Data on-chain terbaru menunjukkan bahwa tekanan penjualan dari penambang Bitcoin mungkin mendekati kehabisan, yang berpotensi mempersiapkan panggung untuk fase kenaikan pasar berikutnya. Perkembangan ini terjadi di tengah kinerja bullish yang tangguh oleh cryptocurrency terkemuka pada bulan April.
Berkurangnya Penjualan Penambangan Melemahkan Tekanan Pada Bitcoin
Dalam posting QuickTake terbaru, analis di XWIN Research Japan berpendapat bahwa Bitcoin sekarang memasuki fase ekspansi harga yang dipimpin permintaan karena struktur pasar mulai mengalami kehabisan pasokan. Menurut para ahli pasar, data dari WuBlockchain menunjukkan bahwa penambang Bitcoin yang terdaftar publik melepas lebih dari 32.000 BTC pada Q1 2026, dalam arus keluar triwulan terbesar yang pernah ada, sejalan dengan keselarasan pasar struktural.
Faktor-faktor yang berkontribusi terhadap aksi jual besar-besaran seperti itu dapat ditelusuri kembali ke halving Bitcoin pada tahun 2024, ketika hadiah blok dikurangi dari 6,25 BTC menjadi 3,125 BTC, yang secara signifikan memotong pendapatan. Sementara itu, hash rate jaringan terus meningkat, semakin memeras profitabilitas. Ketika harga hash jatuh di bawah tingkat impas, banyak penambang terpaksa melikuidasi kepemilikan mereka untuk mempertahankan arus kas. Selain itu, beberapa penambang mengalihkan sumber daya mereka ke infrastruktur AI dan komputasi kinerja tinggi (HPC), mempercepat distribusi Bitcoin.
Patut dicatat, para ahli XWIN Research mencatat bahwa metrik On-chain juga memperkuat narasi ini, karena cadangan penambang secara bertahap menurun, sementara perubahan posisi bersih tetap negatif. Kombinasi ini mengkonfirmasi bahwa telah terjadi distribusi yang berkelanjutan dari waktu ke waktu. Namun, sinyal yang lebih kritis terletak pada dinamika aliran baru-baru ini. Sementara Indeks Posisi Penambang (MPI) tetap negatif, Kekuatan Penjualan Penambang telah turun drastis, menunjukkan bahwa meskipun penambang secara konsisten melepas kepemilikan mereka, intensitas penjualan sekarang melemah, yaitu, pasar tidak lagi menghadapi peningkatan pasokan paksa.

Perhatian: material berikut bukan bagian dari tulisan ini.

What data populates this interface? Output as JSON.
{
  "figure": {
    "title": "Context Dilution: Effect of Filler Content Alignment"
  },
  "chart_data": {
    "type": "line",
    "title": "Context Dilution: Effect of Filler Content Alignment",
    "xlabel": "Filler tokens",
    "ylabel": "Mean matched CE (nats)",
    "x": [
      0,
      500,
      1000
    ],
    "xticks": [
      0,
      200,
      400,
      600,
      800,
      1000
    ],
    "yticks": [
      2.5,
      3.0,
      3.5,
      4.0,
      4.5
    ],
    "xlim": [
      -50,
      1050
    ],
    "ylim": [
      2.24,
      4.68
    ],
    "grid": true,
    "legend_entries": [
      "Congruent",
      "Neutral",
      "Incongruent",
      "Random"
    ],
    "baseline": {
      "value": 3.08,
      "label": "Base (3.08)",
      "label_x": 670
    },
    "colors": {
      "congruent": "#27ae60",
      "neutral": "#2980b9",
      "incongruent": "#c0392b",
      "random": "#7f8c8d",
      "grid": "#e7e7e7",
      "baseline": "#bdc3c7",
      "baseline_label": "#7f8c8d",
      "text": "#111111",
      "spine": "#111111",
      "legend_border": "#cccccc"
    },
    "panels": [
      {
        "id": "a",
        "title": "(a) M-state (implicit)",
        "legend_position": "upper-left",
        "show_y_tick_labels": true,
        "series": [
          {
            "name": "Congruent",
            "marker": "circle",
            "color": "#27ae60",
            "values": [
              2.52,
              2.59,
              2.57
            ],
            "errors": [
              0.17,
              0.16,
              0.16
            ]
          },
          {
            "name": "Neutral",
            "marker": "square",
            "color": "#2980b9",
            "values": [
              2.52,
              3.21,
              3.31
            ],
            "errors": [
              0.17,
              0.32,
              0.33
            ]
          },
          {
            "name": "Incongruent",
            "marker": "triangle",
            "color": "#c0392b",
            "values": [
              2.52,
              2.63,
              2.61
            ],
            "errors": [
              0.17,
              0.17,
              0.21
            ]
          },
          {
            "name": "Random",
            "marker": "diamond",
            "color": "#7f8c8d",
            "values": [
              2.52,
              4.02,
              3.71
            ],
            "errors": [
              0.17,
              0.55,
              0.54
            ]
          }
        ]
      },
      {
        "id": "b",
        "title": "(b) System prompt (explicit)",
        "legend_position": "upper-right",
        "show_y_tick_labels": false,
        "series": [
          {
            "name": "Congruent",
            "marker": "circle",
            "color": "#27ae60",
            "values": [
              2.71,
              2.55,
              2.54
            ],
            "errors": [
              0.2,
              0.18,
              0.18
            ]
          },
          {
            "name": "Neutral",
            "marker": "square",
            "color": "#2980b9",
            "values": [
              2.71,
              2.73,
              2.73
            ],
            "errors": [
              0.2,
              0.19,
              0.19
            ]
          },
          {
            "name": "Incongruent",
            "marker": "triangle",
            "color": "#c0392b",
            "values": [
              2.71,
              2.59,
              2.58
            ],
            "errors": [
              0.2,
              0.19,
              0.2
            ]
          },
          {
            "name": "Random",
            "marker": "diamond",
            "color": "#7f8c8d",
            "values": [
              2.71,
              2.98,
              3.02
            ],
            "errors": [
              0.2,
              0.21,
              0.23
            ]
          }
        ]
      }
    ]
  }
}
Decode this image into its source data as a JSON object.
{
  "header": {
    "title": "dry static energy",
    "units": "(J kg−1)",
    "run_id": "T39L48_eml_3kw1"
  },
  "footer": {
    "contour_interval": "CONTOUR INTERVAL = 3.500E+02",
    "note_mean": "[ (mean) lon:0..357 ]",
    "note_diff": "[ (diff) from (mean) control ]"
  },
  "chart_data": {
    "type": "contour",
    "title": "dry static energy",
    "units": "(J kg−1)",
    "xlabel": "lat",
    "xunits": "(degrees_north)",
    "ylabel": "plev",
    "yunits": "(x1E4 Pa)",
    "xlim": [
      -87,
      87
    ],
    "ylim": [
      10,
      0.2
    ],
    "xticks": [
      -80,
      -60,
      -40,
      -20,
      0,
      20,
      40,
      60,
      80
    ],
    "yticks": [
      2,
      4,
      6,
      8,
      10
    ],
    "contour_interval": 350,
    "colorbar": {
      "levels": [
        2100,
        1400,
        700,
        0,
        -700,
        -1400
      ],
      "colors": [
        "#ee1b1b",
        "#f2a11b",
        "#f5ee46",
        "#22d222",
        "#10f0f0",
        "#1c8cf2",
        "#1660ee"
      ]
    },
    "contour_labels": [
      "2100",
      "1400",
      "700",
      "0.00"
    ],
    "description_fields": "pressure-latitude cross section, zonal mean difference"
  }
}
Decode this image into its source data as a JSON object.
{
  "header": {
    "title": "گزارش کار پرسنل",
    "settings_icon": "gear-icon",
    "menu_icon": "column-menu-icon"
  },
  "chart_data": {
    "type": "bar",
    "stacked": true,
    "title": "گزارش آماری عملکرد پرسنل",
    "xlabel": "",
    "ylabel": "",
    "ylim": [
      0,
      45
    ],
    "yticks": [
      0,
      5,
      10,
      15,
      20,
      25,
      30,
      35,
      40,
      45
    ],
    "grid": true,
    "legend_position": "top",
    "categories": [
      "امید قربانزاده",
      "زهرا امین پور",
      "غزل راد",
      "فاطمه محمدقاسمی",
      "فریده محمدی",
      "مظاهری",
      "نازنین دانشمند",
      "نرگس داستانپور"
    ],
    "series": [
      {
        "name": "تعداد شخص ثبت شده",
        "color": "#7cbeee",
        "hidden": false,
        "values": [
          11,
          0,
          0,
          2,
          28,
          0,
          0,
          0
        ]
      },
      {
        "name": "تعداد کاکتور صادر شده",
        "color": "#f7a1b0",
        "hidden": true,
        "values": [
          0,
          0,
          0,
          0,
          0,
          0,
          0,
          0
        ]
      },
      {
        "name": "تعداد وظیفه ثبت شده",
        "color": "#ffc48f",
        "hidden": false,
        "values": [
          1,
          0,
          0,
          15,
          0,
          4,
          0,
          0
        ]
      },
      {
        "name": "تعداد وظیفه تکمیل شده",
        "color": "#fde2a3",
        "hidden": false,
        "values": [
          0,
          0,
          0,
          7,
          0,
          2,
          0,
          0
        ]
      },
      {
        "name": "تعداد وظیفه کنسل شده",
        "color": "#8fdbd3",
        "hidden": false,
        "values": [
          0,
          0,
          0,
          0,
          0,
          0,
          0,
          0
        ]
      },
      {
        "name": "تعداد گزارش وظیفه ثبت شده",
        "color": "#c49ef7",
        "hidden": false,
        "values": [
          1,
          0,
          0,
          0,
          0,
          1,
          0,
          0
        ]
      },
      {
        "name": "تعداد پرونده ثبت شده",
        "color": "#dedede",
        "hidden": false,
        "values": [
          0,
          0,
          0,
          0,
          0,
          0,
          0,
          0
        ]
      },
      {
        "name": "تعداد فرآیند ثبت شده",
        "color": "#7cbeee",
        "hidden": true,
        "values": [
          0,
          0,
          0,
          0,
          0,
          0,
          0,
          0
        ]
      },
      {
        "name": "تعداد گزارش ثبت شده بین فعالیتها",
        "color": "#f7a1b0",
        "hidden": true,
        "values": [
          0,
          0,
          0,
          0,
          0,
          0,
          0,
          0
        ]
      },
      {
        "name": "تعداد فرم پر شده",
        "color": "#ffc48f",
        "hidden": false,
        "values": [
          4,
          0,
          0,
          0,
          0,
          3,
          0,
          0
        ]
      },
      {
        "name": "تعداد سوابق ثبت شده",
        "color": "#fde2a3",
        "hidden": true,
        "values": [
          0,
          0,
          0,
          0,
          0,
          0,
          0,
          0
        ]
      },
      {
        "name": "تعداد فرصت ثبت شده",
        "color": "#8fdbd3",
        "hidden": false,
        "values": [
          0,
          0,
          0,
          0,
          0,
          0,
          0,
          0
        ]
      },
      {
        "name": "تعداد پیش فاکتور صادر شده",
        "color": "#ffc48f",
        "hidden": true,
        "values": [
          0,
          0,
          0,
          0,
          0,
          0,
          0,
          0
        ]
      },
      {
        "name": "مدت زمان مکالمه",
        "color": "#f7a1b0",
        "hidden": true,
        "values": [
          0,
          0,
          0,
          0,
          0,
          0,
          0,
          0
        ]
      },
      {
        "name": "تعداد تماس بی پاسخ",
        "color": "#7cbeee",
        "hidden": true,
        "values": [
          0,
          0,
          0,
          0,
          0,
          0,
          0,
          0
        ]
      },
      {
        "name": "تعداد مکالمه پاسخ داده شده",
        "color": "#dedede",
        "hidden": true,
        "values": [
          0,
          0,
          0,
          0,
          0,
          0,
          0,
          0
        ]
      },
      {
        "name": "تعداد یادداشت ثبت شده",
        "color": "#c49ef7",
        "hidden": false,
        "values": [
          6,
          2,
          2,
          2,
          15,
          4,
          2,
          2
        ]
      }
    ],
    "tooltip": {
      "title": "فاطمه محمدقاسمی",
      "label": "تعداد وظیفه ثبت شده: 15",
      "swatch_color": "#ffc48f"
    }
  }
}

Menurut analis di XWIN Research Japan, struktur yang berkembang ini menciptakan dinamika dua fase. Di satu sisi, telah terjadi periode penjualan struktural yang berkelanjutan yang didorong oleh berkurangnya hadiah dan meningkatnya biaya. Di sisi lain, data saat ini menunjukkan bahwa fase ini mungkin mendekati penyelesaian. Patut dicatat, siklus Bitcoin secara historis berkembang dari ekspansi pasokan ke kehabisan pasokan sebelum beralih ke pertumbuhan yang digerakkan oleh permintaan. Oleh karena itu, ketika kendala pasokan yang didorong oleh penambang mereda, arah harga di masa depan kemungkinan akan lebih bergantung pada katalis sisi permintaan, termasuk arus masuk ETF, partisipasi institusional, dan kondisi makroekonomi yang lebih luas.
Ikhtisar Harga Bitcoin
Pada saat press time, Bitcoin diperdagangkan pada $77.169, naik 2,69% dalam 24 jam terakhir.